Members of the Prince William Board of County Supervisors voted on Tuesday to scrap the county's internal auditing department and hire an outside contractor to do the bulk of future work.
The supervisors voted 6-1 in favor of the move to outsource the work to a national firm, McGladrey, and maintain just one staff member to oversee the outside auditors. Audits will be approved by the Board on a case-by-case basis, which the supervisors expect to save the county money.
The move had stirred up some controversy this week, after the Washington Post published a memo from the audit department early this week that was critical of the move. The decision comes at the same time as the supervisors discuss ideas on how to cut millions from the county budget.
The auditors—who just a few years ago helped uncover millions of dollars worth of criminal fraud by members of the county's IT department—pushed back against the idea of eliminating the department. They wrote that privatization would lead to loss of institutional knowledge and a contractor would be less independent.

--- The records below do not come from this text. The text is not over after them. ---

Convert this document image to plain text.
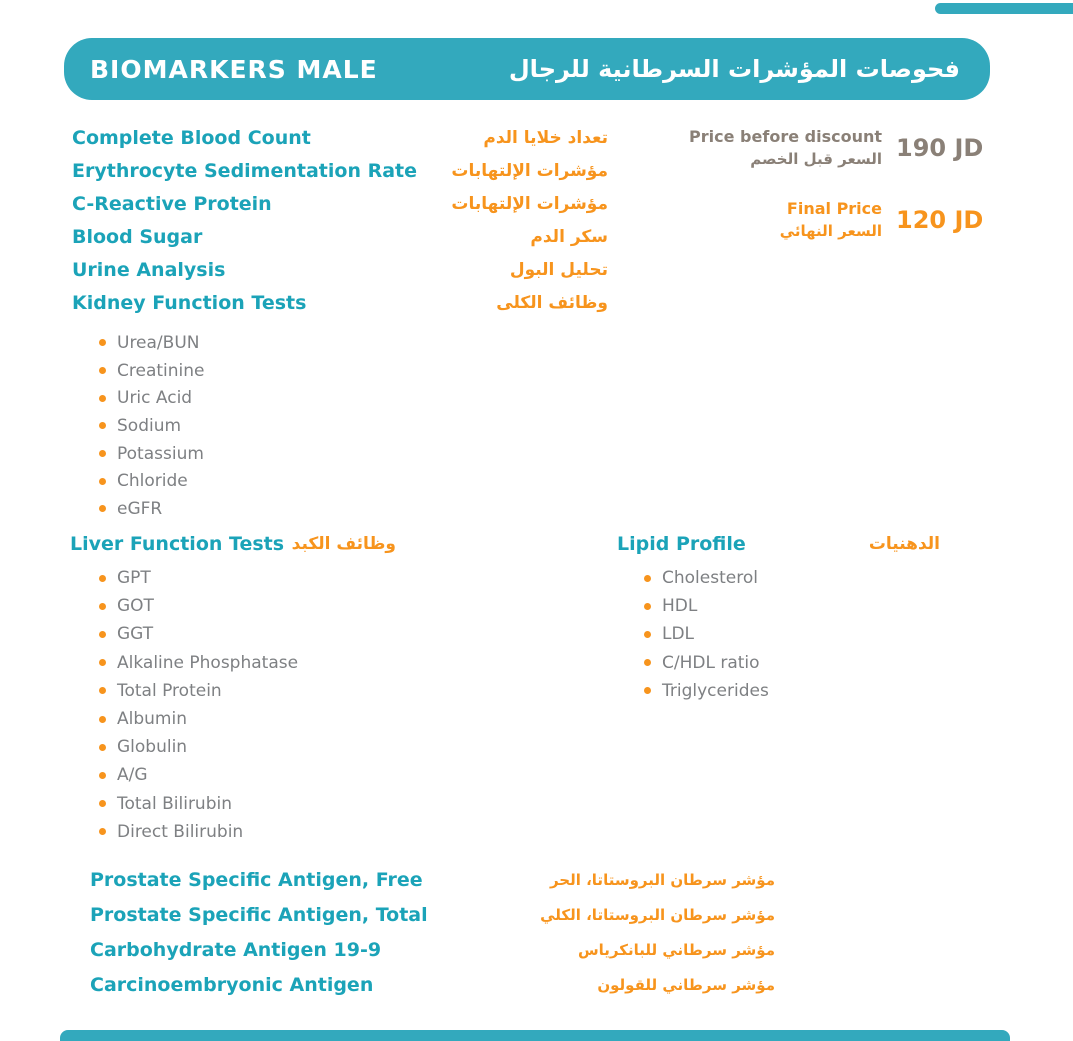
BIOMARKERS MALE	فحوصات المؤشرات السرطانية للرجال
Complete Blood Count	تعداد خلايا الدم
Erythrocyte Sedimentation Rate مؤشرات الإلتهابات
C-Reactive Protein	مؤشرات الإلتهابات
Blood Sugar	سكر الدم
Urine Analysis	تحليل البول
Kidney Function Tests	وظائف الكلى
Price before discount
السعر قبل الخصم 190 JD
Final Price
السعر النهائي 120 JD
Urea/BUN
Creatinine
Uric Acid
Sodium
Potassium
Chloride
eGFR
Liver Function Tests وظائف الكبد	Lipid Profile	الدهنيات
GPT
GOT
GGT
Alkaline Phosphatase
Total Protein
Albumin
Globulin
A/G
Total Bilirubin
Direct Bilirubin
Cholesterol
HDL
LDL
C/HDL ratio
Triglycerides
Prostate Specific Antigen, Free	مؤشر سرطان البروستاتا، الحر
Prostate Specific Antigen, Total	مؤشر سرطان البروستاتا، الكلي
Carbohydrate Antigen 19-9	مؤشر سرطاني للبانكرياس
Carcinoembryonic Antigen	مؤشر سرطاني للقولون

The auditors also wrote that since the contractor had been tasked with developing an audit plan and looking at risk assessment, there was at least the appearance of a conflict of interest in hiring the firm.
"A consequence of tasking the contractor with this type of responsibility is that the contractor would be proposing their own work to be performed under the contract...The taxpayers and the BOCS could continually question whether audits are proposed by the contractor for reasons of highest risk or other valid criteria or whether they were chose for self-serving reasons," the memo read.
Chairman Corey Stewart said at the meeting that an outside contractor would report to the BOCS audit committee and would retain independence.
“We are not getting rid of internal audit," said Stewart. "We will be spending just as much money on internal audit as we did in the past. We will continue to have an internal auditor, but they will have at their disposal the Board auditing committees, one of the best auditing firms in the country, McGladrey."
Stewart characterized the county department's work on some of the recent audits as unsatisfactory and incomplete.
Woodbridge Supervisor Frank Principi, the dissenting vote, said that while McGladrey is a reputable firm, he did not equate privatization with independence and wanted more information.
“Once we push this button and we make this decision as a Board, who is that director of the audit function beginning tomorrow morning, or tonight?" Principi asked. "Who is that person and who does that person report to?”
Stewart then referred Principi to the McGladrey website.